Free Press, 2011. $30. 

‘Bill Donovan is the sort of guy who thought nothing of parachuting into France, blowing up a bridge…then dancing on the roof of the St. Regis Hotel with a German spy.” Such was movie director John Ford’s assessment of his wartime boss, William “Wild Bill” Donovan—America’s greatest-ever spy chief.

Donovan’s life was ready-made for the movies. In the First World War, as a colonel, he fought with exceptional bravery, receiving the Medal of Honor and three Purple Hearts. By the time President Roosevelt was elected in 1932, the irrepressible Donovan had made a fortune on Wall Street and a name for himself as a brilliant and aggressive lawyer. Although Donovan was a Republican opposed to the New Deal, he shared Roosevelt’s growing fears about the rise of militarism and fascism in Europe. As war engulfed Europe and beyond, Donovan became what Roosevelt described as “my legs”—his most trusted emissary abroad.

In 1942, Roosevelt tapped Donovan to head the Office of Strategic Services (OSS), a new organization set up to aid resistance in Europe and carry out espionage. So forceful was Donovan’s brute determination that, in a matter of months, he managed to create an intelligence service from scratch, or “minus zero” as he later stressed. By 1944, he commanded a secret army of over 10,000 agents, analysts, and other operatives who had infiltrated every theater of combat. They pulled off many daring missions and their immense bravery was never in doubt. But how necessary were they? And what impact did they have? Today, many historians agree that the OSS and its British sister, the SOE, were glamorous yet minor sideshows that had negligible effect on the war’s outcome, unlike the code-breakers at Bletchley Park, for example.

As the war drew to a close, Donovan’s organization even began spying on the Russians, long before the Cold War began to heat up. But this growing power also brought the OSS chief into conflict with the FBI’s J. Edgar Hoover, who effectively smeared Donovan as a reckless womanizer and persuaded Truman to dismantle his rival empire. The decision came as a heavy blow to Donovan, who had wanted to continue on as America’s premier spymaster. It was doubly galling to see the organization he had created quickly spring back to life in 1947, in the form of the CIA, but without him at the helm.

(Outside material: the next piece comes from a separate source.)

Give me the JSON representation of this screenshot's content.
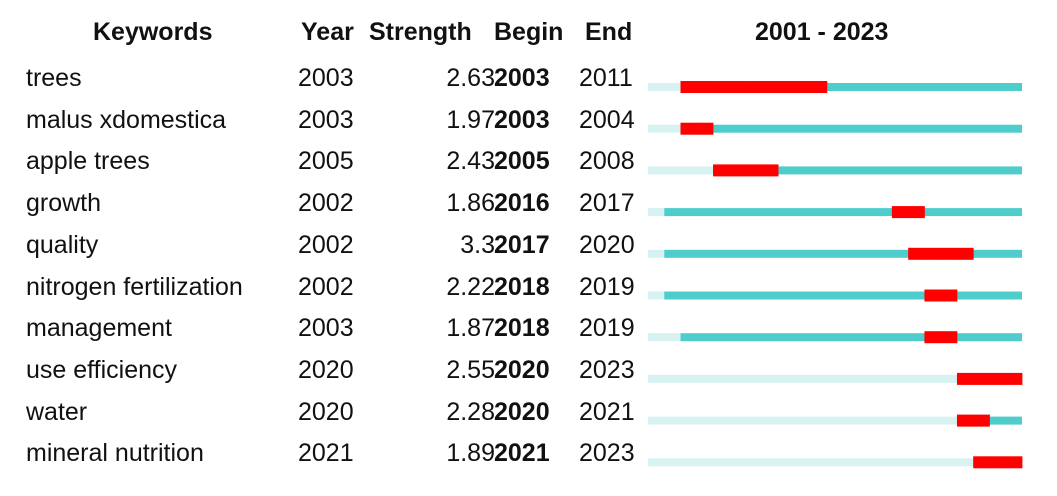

Donovan’s postwar government roles were far less glamorous: he was heavily involved in preparations for the Nuremberg war trials and later served as ambassador to Thailand. When he died in 1959 at age 76, President Eisenhower was one of many who mourned his passing, declaring him to be “the Last Hero.”
Douglas Waller’s new biography is highly engaging, sprinkled with fresh revelations, and based on diligent and extensive research. One comes away from this superb portrait wondering what Wild Bill would think of our present intelligence apparatus—a sprawling behemoth far beyond what even he might have dared to create, with internal conflicts and miscommunications he would recognize.